Mental accounting”  means the tricks and shortcuts our brain uses when dealing with money.   The mental accounting literature (and the broader behavioral economics literature), for example, warns us that we’re bad at accepting the true cost of our purchases: we don’t clearly consider what we’re losing by not using the money for something else or by saving up to buy it later.  But, most importantly for the moment, we’re just not that good at adding up lots of small things in our heads, especially when it means remembering them first.  We remember the most vivid things we’ve bought (that pneumatic nail gun!) and not all of the little stuff.  

The problem isn’t just that remembering small purchases is difficult; it’s that we often don’t realize that we’re not remembering everything correctly.   Ever been surprised at how much you spent on a trip, or on groceries, or even on Christmas presents?   That’s our mental accounting playing tricks on us.

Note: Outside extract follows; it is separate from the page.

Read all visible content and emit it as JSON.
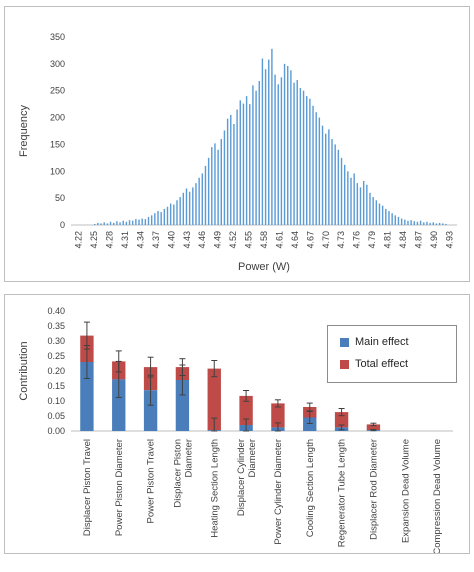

Here are some techniques that can help fix our mental shortcuts, based on the behavioral economics literature and our experiences here at HelloWallet: 

  • Set a clear limit.   That may mean a “budget”, or it may mean an envelope that holds your cash.  Either way, provide a clear bright line to tell you when you’re ok, and when you’re in trouble.  
  • For day to day tracking, don’t try to remember it all it.   Use an electronic tool, especially one that adds up the purchases automatically.  There are lots of online tools for this stuff (HelloWallet and others), but an excel spreadsheet works fine too if you record every purchase immediately
  • Speaking of which, don’t rely on remembering to check your budget.  Have your budget remind you when you’re in trouble.   (That’s one cool thing HelloWallet does well).
  • Use separate accounts for separate purposes, when possible.   Mentally, we think of money as having specific purposes ($ for the kids, $ for fun, etc.); if you reinforce that with your bank accounts and your budget, that helps.

Ah, one more thing.   Repairing a beat-up old house costs a whole lot more that you’d think.   But it’s fun, too.